Reversing the DPJ government’s energy policy direction was made easier by the fact that the national debate was flawed in many ways. Although it was more thorough and impartial than any previous public participation process attempted in the history of Japan’s nuclear energy program, defects arising from the rushed nature of the process were easy targets for criticism by nuclear proponents (Ito 2012; The Yomiuri Shimbun 2012a, 2012b). They exploited these defects to challenge the legitimacy of the outcome of the national debate and reassert control of energy policy.
Another problem was that the national debate was conducted over a very short time span and, considering the centrality of energy to modern society, did not engage the wider community deeply enough (Ito 2012). In Parkinson’s terms (2003, 2006), the weakness of the linkages between the micro-processes and the wider macro-deliberative system undermined the legitimacy of the overall policy review process.
Conclusion
The above discussion shows how the national debate of summer 2012 was embedded in a wider deliberative system, which included a mass protest movement that generated communicative power via both mainstream and social media and by creating an atmosphere in the political district of Nagata-cho that was “felt like a body blow” by politicians and bureaucrats. However, these processes were condensed into too short a time span to fulfil Parkinson’s requirement for open “linkages between moments.” If the DPJ government had had more time and if the national debate had been followed by an extended public participation process throughout Japan, the new policy direction might have gained a degree of legitimacy that even the pro-nuclear LDP would have found difficult to ignore. Opinion polls suggest that the public continues to support a nuclear phaseout. For example, a September 2014 poll by the Mainichi Shimbun showed that nearly 60 percent of the public continues to oppose restarting Japan’s nuclear power plants (Mainichi Japan 2014b). It is, therefore, likely that the results of the summer 2012 national debate would have been reinforced by follow up public participation exercises.
As it is, although the DPJ government’s post-Fukushima policy review process was unprecedented in its openness to input from civil society and the general public, and although official and unofficial processes combined to generate communicative power that exerted real influence on the policy direction, the fact that this communicative power was not converted into electoral power meant that nuclear proponents were able to subvert the outcome and to expunge all participatory innovations from the post-election process. Nevertheless, the DPJ government’s policy review showed how synergies between official and unofficial processes could potentially generate effective countervailing power. That on this occasion countervailing power was short-lived was largely a product of the political circumstances.

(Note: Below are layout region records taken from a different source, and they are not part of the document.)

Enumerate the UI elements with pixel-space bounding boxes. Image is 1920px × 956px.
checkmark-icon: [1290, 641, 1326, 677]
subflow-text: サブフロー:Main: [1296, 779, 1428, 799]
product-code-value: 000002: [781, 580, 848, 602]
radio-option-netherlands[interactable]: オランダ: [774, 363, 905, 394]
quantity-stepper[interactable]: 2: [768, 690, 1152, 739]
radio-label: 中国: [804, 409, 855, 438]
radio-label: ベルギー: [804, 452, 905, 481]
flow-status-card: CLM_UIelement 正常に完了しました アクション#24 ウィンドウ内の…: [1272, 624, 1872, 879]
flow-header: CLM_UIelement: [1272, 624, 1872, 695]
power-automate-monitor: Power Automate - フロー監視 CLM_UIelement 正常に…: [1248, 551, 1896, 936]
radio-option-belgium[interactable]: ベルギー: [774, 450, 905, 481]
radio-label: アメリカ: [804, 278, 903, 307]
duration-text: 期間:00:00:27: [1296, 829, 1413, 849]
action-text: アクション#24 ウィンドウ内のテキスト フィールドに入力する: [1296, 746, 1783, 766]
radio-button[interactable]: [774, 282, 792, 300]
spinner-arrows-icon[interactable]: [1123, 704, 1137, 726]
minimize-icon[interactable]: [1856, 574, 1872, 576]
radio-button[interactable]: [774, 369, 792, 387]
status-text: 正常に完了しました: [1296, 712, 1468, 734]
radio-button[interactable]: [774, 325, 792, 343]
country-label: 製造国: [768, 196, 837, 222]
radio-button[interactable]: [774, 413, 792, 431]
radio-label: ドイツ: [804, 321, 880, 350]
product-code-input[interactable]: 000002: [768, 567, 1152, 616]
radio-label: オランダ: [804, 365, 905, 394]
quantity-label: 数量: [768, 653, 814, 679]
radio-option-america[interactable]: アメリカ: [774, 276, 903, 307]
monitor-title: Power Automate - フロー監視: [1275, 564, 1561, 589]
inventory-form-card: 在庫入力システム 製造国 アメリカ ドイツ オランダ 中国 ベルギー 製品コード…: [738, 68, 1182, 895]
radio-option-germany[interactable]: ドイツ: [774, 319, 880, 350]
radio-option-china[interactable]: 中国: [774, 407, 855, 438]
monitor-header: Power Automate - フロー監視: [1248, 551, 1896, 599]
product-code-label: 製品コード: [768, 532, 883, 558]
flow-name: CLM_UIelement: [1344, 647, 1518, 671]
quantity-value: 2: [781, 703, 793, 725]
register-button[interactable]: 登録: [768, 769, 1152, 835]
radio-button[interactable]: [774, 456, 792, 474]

Had it won the election, the DPJ government might have succeeded in formalising its nuclear phaseout policy, although implementing it would have been an even greater challenge. In view of the power of the electric power industry, it would have been necessary to maintain the countervailing power over the long term. This highlights an inherent limitation of one-off public participation processes. If countervailing power dissipates over time, vested interests will outlast it and rollback the gains won by civil society and the general public. To have lasting impact in matters such as energy policy, where traditional power is deeply entrenched, public participation needs “linkages between moments” over an extended period of time and deliberative forums need to be “embedded in a wider deliberative system” (Parkinson 2003, p. 193) that confers lasting legitimacy and generates sustained countervailing power.